The Government Blows… Up Enjoyment For Independence Day
Where once freedom rang, the halls of government are now sucking the fun out of almost everything. They have their sticky crooked fingers in our football, they make you feel guilty about eating your weight in potato chips and you can't even enjoy a smooth, refreshing Marlboro while visiting loved ones in the hospital anymore! I once watch Quincy ash in the open cavity of a cadaver... and it was AWESOME!
So now what else can they completely ruin? Fireworks of course.
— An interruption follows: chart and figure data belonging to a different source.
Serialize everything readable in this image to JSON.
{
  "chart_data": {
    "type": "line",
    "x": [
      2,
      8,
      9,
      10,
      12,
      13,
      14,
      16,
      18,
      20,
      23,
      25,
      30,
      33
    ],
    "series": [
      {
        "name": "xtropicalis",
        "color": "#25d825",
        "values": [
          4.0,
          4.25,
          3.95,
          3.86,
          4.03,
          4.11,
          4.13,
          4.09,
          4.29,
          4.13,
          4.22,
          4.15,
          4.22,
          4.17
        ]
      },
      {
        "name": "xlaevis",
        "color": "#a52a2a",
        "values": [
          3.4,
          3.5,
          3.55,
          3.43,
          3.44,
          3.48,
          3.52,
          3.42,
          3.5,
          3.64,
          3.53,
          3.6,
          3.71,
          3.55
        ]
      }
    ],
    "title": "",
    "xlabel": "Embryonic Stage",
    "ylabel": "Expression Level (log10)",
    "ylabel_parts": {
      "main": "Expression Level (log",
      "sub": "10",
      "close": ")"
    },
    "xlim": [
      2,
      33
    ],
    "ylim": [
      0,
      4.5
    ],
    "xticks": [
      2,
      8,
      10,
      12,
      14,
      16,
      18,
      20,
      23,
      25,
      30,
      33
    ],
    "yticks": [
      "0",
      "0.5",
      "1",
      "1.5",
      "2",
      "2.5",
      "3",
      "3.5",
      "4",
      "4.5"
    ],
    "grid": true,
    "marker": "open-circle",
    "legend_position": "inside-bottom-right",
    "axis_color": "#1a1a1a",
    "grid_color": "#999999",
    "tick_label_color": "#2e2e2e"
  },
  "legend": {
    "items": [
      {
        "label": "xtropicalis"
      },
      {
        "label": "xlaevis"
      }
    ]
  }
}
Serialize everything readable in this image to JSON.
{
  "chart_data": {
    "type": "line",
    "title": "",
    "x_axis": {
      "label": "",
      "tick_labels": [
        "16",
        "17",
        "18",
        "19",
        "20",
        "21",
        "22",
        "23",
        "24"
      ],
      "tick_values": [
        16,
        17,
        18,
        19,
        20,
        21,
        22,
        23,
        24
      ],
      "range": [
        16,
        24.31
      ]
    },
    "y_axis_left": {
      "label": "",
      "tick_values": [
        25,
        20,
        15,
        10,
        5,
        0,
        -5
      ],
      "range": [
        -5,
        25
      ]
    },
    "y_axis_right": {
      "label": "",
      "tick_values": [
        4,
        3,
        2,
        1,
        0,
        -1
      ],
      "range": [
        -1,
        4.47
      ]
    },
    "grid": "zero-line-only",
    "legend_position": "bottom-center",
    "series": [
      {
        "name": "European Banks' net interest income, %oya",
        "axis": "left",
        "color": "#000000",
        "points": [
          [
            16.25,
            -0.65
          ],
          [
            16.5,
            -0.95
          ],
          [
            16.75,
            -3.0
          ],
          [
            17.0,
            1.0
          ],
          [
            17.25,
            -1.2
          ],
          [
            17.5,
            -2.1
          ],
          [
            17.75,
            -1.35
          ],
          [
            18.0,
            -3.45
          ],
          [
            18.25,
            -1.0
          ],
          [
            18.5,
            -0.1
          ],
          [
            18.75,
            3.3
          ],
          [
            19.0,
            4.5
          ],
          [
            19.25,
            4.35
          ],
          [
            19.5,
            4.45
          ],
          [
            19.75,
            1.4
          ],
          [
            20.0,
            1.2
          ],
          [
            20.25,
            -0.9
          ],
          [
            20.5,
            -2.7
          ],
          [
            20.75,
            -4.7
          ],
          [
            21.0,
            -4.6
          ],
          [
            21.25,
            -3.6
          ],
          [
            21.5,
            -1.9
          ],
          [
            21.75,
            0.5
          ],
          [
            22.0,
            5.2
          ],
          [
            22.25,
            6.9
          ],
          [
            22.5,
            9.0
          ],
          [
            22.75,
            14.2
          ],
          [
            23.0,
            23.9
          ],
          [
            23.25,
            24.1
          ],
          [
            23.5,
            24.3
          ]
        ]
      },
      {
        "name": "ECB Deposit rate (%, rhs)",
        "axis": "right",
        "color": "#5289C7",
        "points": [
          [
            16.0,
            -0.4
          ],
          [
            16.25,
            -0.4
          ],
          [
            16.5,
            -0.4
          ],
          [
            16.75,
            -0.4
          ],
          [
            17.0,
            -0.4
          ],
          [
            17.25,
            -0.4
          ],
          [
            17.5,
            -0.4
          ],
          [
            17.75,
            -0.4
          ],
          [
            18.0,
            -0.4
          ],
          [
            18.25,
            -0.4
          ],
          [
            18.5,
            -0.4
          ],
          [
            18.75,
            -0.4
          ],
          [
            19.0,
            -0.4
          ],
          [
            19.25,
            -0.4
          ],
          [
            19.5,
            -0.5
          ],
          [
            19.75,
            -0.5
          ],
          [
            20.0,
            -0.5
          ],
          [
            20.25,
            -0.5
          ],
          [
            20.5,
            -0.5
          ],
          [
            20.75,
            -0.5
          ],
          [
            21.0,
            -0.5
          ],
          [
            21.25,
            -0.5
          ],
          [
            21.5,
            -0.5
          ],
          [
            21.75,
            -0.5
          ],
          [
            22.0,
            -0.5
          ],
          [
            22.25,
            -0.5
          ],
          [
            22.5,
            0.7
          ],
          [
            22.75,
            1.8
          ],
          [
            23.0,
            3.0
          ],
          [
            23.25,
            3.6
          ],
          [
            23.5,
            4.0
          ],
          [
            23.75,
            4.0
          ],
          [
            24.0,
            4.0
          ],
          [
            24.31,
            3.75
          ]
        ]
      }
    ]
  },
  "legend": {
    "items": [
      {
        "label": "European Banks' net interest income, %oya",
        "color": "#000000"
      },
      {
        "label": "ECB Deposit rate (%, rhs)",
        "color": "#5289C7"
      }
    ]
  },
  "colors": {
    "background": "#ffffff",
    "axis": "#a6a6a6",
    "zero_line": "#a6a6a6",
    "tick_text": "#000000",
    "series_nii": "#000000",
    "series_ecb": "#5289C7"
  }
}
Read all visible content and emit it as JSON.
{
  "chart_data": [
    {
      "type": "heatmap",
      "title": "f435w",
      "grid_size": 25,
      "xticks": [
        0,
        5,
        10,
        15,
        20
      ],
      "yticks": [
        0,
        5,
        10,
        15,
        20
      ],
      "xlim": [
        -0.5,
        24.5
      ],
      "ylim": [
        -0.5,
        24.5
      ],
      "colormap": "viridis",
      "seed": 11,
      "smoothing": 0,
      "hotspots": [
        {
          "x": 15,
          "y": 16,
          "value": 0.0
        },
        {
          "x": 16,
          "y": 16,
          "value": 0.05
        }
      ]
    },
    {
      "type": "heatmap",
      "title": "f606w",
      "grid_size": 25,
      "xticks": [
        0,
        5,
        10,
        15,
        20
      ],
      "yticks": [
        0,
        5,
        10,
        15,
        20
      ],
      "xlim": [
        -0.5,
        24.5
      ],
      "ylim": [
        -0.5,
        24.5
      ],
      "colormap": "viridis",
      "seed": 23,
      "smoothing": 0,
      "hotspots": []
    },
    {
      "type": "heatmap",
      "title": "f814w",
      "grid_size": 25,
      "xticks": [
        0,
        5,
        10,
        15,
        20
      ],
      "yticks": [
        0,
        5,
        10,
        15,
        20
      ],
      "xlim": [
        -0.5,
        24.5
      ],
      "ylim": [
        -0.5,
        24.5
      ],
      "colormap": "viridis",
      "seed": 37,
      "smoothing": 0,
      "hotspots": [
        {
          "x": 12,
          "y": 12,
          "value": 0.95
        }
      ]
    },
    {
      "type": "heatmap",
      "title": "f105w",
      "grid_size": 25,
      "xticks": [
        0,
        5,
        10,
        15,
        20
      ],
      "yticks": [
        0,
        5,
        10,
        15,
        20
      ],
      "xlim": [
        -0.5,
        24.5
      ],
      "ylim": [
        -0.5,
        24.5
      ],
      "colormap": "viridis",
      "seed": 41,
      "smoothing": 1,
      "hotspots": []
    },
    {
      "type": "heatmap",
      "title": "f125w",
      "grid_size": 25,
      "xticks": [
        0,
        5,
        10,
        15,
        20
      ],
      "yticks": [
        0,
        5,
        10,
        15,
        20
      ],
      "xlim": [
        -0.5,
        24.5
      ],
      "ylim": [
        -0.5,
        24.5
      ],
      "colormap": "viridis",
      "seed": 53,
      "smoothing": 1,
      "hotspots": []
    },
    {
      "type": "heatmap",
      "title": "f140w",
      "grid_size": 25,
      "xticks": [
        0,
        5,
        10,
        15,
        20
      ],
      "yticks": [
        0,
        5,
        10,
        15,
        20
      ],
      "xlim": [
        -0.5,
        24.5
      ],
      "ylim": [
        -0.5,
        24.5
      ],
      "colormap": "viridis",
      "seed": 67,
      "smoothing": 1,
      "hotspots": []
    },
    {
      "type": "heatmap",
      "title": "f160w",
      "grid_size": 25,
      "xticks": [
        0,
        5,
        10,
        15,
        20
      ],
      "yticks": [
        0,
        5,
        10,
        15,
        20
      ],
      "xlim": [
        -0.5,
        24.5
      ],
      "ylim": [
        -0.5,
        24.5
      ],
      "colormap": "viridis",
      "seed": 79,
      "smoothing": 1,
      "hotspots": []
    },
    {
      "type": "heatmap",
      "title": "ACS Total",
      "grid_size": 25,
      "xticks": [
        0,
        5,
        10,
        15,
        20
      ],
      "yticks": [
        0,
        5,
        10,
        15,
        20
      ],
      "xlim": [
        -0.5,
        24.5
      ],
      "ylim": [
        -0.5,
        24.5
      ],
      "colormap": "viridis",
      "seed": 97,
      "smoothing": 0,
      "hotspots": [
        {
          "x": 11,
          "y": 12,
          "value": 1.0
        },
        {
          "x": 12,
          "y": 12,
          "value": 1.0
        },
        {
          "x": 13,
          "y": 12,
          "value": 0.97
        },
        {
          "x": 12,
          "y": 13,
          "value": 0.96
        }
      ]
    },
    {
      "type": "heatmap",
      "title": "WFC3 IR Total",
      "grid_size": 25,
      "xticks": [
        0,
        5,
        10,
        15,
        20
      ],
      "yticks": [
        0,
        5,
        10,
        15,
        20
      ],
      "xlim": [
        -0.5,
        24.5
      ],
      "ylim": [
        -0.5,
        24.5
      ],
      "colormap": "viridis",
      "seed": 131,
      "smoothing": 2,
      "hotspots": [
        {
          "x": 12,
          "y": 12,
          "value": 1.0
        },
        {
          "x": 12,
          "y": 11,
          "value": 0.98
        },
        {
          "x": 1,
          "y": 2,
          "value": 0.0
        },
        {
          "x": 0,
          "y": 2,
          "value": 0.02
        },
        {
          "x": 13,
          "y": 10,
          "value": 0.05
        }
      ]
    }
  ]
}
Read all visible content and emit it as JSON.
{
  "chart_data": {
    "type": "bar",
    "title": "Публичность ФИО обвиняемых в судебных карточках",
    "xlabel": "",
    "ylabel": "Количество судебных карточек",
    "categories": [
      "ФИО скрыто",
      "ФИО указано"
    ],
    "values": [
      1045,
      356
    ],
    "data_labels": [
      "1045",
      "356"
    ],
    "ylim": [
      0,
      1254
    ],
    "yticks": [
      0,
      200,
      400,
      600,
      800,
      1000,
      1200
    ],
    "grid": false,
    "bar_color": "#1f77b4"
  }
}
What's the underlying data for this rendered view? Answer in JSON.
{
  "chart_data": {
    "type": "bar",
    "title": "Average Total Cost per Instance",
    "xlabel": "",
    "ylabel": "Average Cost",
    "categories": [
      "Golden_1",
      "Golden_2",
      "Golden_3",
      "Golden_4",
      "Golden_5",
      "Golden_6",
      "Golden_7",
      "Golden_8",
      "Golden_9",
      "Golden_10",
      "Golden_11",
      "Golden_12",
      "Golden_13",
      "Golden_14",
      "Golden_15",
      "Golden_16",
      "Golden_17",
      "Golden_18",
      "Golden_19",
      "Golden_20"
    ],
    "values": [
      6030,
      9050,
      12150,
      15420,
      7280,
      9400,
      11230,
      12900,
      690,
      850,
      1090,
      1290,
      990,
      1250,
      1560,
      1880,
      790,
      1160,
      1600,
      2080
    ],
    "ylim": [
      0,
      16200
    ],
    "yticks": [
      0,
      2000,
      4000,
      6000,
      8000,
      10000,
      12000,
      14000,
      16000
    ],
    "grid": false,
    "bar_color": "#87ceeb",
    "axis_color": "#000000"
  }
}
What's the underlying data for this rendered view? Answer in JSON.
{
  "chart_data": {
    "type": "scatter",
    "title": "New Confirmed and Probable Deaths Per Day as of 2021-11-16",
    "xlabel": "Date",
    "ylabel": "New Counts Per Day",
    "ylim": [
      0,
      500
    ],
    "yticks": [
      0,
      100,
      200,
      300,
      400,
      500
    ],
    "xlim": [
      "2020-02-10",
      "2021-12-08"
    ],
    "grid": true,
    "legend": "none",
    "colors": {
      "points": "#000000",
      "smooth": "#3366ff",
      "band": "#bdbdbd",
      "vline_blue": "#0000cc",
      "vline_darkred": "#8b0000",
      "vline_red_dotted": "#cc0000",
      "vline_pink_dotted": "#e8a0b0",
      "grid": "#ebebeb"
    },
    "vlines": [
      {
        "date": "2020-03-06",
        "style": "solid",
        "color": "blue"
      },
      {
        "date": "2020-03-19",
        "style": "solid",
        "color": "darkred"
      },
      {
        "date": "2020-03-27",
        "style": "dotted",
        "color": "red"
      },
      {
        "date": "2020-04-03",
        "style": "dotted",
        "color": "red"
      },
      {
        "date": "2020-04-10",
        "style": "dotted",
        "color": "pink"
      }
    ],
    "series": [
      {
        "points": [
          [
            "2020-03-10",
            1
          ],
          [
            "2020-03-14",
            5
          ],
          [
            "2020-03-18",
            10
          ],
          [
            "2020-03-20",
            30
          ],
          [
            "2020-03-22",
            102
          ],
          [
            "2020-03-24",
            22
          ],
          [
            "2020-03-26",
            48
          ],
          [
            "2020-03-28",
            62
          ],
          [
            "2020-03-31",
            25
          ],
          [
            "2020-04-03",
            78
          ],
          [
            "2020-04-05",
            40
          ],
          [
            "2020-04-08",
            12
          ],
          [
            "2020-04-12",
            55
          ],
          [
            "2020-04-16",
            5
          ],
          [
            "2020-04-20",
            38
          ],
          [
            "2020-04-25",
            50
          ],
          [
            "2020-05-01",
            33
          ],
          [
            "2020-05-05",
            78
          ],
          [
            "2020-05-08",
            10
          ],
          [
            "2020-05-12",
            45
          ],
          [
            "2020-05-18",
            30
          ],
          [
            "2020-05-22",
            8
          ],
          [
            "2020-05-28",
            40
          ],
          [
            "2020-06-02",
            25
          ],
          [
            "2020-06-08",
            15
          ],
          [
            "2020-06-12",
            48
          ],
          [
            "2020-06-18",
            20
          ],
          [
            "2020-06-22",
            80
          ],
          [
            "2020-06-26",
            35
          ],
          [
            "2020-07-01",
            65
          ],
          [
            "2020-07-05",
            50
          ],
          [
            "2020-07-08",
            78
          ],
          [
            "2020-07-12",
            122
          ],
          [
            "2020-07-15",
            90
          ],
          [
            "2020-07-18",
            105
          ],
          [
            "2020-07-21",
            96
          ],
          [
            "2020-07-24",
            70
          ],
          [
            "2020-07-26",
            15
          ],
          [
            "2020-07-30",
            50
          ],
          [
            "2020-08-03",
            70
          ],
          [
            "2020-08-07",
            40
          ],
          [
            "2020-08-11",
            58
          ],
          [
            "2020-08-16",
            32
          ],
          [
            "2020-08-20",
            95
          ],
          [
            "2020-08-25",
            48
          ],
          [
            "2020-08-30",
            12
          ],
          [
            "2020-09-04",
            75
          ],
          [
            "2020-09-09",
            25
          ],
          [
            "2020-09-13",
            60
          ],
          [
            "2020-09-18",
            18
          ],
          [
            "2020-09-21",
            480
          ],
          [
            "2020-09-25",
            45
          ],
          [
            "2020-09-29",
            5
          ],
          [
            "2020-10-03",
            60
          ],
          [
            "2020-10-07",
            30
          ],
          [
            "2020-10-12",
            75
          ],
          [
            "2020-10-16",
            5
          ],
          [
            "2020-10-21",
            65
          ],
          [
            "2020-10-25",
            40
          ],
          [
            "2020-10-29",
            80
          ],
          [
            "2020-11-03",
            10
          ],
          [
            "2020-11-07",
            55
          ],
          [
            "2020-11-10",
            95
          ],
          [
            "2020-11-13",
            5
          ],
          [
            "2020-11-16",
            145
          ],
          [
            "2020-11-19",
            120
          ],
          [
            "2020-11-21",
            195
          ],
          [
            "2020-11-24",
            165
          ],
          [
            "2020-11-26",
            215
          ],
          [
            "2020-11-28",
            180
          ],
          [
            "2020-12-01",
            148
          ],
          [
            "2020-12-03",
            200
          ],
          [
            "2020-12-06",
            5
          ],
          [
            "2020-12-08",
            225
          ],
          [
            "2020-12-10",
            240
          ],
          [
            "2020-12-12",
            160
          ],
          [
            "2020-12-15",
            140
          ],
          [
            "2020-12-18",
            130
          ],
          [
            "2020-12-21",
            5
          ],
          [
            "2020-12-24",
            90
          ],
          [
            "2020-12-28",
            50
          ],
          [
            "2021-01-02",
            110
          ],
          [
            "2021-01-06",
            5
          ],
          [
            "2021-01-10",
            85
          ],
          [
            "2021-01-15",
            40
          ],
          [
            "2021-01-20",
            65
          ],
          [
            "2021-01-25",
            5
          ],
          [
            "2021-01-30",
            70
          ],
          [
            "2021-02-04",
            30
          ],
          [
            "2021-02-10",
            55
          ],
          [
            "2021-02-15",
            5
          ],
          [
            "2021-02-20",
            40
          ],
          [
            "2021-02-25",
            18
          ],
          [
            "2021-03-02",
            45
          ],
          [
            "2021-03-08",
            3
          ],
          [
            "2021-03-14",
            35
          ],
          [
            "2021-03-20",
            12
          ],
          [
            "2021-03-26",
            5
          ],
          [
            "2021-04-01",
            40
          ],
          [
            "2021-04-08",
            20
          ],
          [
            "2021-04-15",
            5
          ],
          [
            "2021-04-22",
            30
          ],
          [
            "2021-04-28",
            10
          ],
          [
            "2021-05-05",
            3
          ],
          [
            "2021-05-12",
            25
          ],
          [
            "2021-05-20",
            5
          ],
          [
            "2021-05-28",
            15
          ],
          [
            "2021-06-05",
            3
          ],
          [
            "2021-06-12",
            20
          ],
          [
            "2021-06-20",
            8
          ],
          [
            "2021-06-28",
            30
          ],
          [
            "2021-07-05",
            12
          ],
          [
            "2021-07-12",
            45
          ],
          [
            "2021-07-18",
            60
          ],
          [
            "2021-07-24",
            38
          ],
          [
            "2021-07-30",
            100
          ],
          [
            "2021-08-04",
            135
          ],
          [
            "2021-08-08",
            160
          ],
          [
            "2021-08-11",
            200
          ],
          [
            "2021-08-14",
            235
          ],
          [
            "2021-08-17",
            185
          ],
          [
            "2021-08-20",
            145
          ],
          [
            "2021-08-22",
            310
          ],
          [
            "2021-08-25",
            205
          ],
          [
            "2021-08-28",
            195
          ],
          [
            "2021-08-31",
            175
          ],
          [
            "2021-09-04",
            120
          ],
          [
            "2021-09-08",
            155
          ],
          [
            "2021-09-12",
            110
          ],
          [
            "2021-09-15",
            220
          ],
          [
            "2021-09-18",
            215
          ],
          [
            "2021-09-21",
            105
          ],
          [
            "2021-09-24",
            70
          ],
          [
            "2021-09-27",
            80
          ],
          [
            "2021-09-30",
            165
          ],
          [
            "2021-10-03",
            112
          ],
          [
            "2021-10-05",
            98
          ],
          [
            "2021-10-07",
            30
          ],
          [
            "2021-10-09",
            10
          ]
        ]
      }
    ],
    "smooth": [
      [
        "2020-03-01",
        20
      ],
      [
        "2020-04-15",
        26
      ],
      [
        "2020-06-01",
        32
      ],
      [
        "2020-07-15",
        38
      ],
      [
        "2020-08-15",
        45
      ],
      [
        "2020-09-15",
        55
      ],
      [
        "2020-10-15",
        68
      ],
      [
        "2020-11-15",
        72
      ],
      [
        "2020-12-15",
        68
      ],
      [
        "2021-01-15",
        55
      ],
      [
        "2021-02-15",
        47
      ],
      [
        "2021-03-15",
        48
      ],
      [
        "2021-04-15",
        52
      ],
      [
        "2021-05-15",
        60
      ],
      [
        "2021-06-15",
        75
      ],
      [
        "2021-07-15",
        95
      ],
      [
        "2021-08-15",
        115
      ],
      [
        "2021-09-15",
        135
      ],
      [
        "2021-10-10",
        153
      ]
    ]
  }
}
Can't I loose and eye or the feeling in multiple digits without the oppressive regime bringing me down?
A new study by the National Oceanic and Atmospheric Administration found that fireworks are bad for your health.
Apparently tiny particles 30 times thinner than a human hair are left in the air after one explodes. Breath enough of them in and you could suffer short or maybe long term effects. Which sure the same could be said as you sit in traffic next to a city bus.
And of course the language must be super scary...
You might cough, have shortness of breath, or have an asthma attack. But they ultimately might lead to a heart attack, a stroke, or EARLY DEATH if you have heart or lung disease.
That doesn't scare me. It's my right as an American to travel to a neighboring state with lax fireworks restrictions, purchase the closest thing to a stick of dynamite and watch stuff blow up. BLOW UP REAL GOOD!